Opening a Maxtor 15k reveals more. The unit itself is much heavier than a 7k counterpart.

Maxtor hdd atlas 15k UltraSCSI with top opened

The platters are protected much more than in other drives.

Maxtor hdd atlas 15k UltraSCSI deconstructed

It’s apparent they’ve gone to quite some trouble making the spindle components light, presumably due to the higher RPM.

Tags:

6 Feb 2010

Cluster powersave

Posted by James. Comments Off

Background introduction

A cluster is many server units working together with a high speed interconnect. Each ‘node’ might have 8 cores and 24 GB RAM. The size of the cluster varies but let’s say its 64. So that’s 512 cores with 1.5TB RAM. Cost is something like £250-500K, but the sky’s the limit.

A single cluster

Multiple clusters are switched on all the time in the server room. Unsurprisingly this eats up a lot of power! Not just to keep them running but also keeping them cool.

I was given the task of writing some software to automatically switch nodes off when not in use.

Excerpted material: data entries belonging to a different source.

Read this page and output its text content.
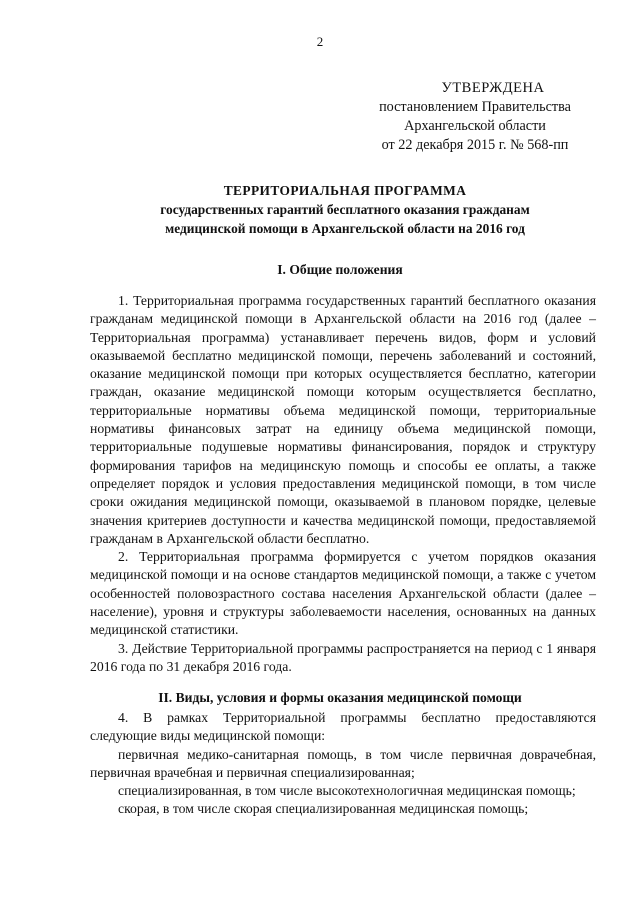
2
УТВЕРЖДЕНА
постановлением Правительства
Архангельской области
от 22 декабря 2015 г. № 568-пп
ТЕРРИТОРИАЛЬНАЯ ПРОГРАММА
государственных гарантий бесплатного оказания гражданам
медицинской помощи в Архангельской области на 2016 год
I. Общие положения

1. Территориальная программа государственных гарантий бесплатного оказания гражданам медицинской помощи в Архангельской области на 2016 год (далее – Территориальная программа) устанавливает перечень видов, форм и условий оказываемой бесплатно медицинской помощи, перечень заболеваний и состояний, оказание медицинской помощи при которых осуществляется бесплатно, категории граждан, оказание медицинской помощи которым осуществляется бесплатно, территориальные нормативы объема медицинской помощи, территориальные нормативы финансовых затрат на единицу объема медицинской помощи, территориальные подушевые нормативы финансирования, порядок и структуру формирования тарифов на медицинскую помощь и способы ее оплаты, а также определяет порядок и условия предоставления медицинской помощи, в том числе сроки ожидания медицинской помощи, оказываемой в плановом порядке, целевые значения критериев доступности и качества медицинской помощи, предоставляемой гражданам в Архангельской области бесплатно.

2. Территориальная программа формируется с учетом порядков оказания медицинской помощи и на основе стандартов медицинской помощи, а также с учетом особенностей половозрастного состава населения Архангельской области (далее – население), уровня и структуры заболеваемости населения, основанных на данных медицинской статистики.

3. Действие Территориальной программы распространяется на период с 1 января 2016 года по 31 декабря 2016 года.

II. Виды, условия и формы оказания медицинской помощи

4. В рамках Территориальной программы бесплатно предоставляются следующие виды медицинской помощи:

первичная медико-санитарная помощь, в том числе первичная доврачебная, первичная врачебная и первичная специализированная;

специализированная, в том числе высокотехнологичная медицинская помощь;

скорая, в том числе скорая специализированная медицинская помощь;
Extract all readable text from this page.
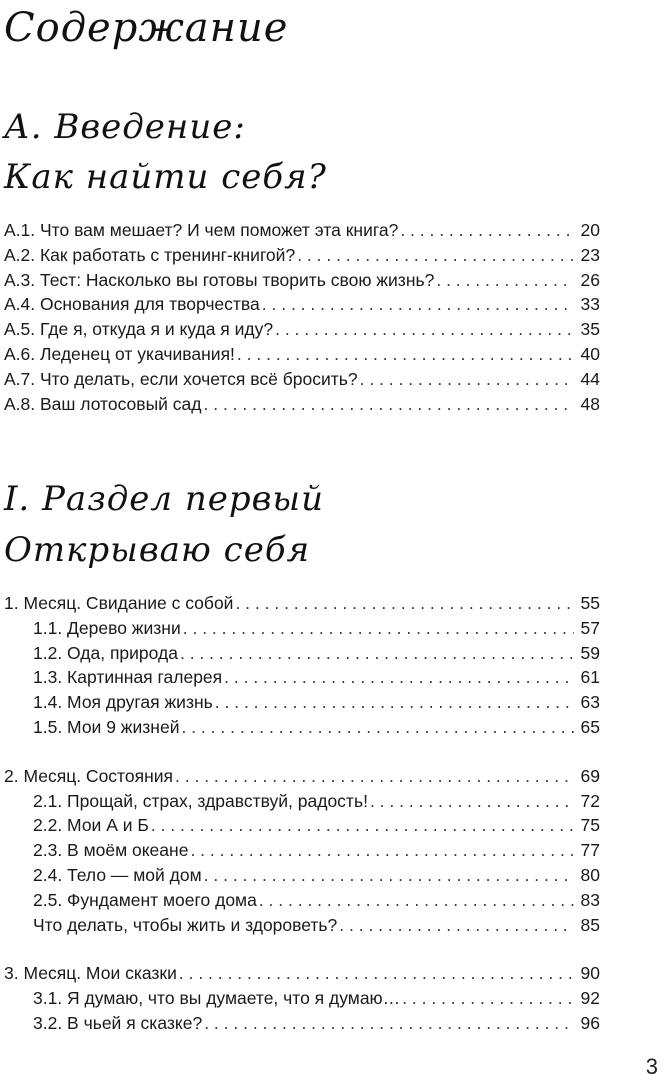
Содержание
А. Введение:
Как найти себя?
А.1. Что вам мешает? И чем поможет эта книга? . . .	20
А.2. Как работать с тренинг-книгой? . . .	23
А.3. Тест: Насколько вы готовы творить свою жизнь? . . .	26
А.4. Основания для творчества . . .	33
А.5. Где я, откуда я и куда я иду? . . .	35
А.6. Леденец от укачивания! . . .	40
А.7. Что делать, если хочется всё бросить? . . .	44
А.8. Ваш лотосовый сад . . .	48
I. Раздел первый
Открываю себя
1. Месяц. Свидание с собой . . .	55
1.1. Дерево жизни . . .	57
1.2. Ода, природа . . .	59
1.3. Картинная галерея . . .	61
1.4. Моя другая жизнь . . .	63
1.5. Мои 9 жизней . . .	65
2. Месяц. Состояния . . .	69
2.1. Прощай, страх, здравствуй, радость! . . .	72
2.2. Мои А и Б . . .	75
2.3. В моём океане . . .	77
2.4. Тело — мой дом . . .	80
2.5. Фундамент моего дома . . .	83
Что делать, чтобы жить и здороветь? . . .	85
3. Месяц. Мои сказки . . .	90
3.1. Я думаю, что вы думаете, что я думаю… . . .	92
3.2. В чьей я сказке? . . .	96
3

In concept, it sounds so simple :)

Considerations

  • Jobs are submitted to the cluster for processing and are scheduled by LSF.
  • Jobs need a number of nodes, e.g. 8, for anywhere between 10 minutes and a month.
  • Boot times for nodes is very slow: up to 12 minutes.
  • Shutdown times are generally very quick.
  • Nodes may go up/down for servicing ‘at random’.
  • The hardware and operating system version on which the powersaving software runs could change from time to time.
  • Nodes should not be switched off too often since this is likely to cause hardware failures.
  • Whatever the solution, no one is going to be monitoring it closely so it needs to be robust.
  • The cluster(s) it controls will change over time, so it needs to be easily configurable.
  • Booting 64 nodes simultaneously will cause a power surge that is better avoided.
  • Interns of varying capability are likely to be looking after the system in years to come.

The most important factor is this: For the solution to be taken seriously, it must be robust and not interfere with the business use of the machines.

Implementation

Python was chosen for its ease and flexibility. Small Bash files were used where needed.

The obvious approach is to fire off the script and have it enter an infinite loop where it scans for changes in the cluster and reacts to them. To cater for maximum robustness I chose a different approach: have cron call the script at regular intervals and design the script around a one-shot reaction. What this means is each invocation will see a complete scan of the nodes, a decision on what should be done (if anything), actioning that decision and a quick exit.

The reason this is more robust is that just about every part of the script could fail at any point through no fault of its own. The networked environment is forever in a changing state, nodes seemingly disappear, the DNS configuration changes, the cluster gets re-imaged, the server on which powersave runs reaches 100% CPU for half an hour, the ssh keys are invalidated, etc, etc. Because we would like a robust system that does not need looking after, the solution is to design the script with a ’scan, action and exit’ mentality, and let cron do the pseudo-infinite-loop part. The premise is that if one call to the script fails, the next call hopefully wont because the environment has changed. If it still doesn’t work, keep trying, but die quietly every time.

In practice this approach works very well. The disadvantage is that nothing is held in memory between cron invocations!

As I often do with other scripting tasks, the ‘what’ and the ‘how’ are separate files. In theory, a novice can look over the easy to read ‘what’ script and get a general understanding for what happens. The gory technical ‘how’ side of it is called from the main script and only a programmer need look at it. There’s lots of reasons for doing this, one is that your manager or local system administrator can look over the ‘what’ script and feel confident about it.

Realisation

I would often walk past the computer room in the morning to find most of the nodes are off. There’s a job still processing from yesterday so those nodes are still on.

An hour later, the rest of the nodes are on because a job has been submitted.

That in itself is nice, but its even nicer when it works day in, day out.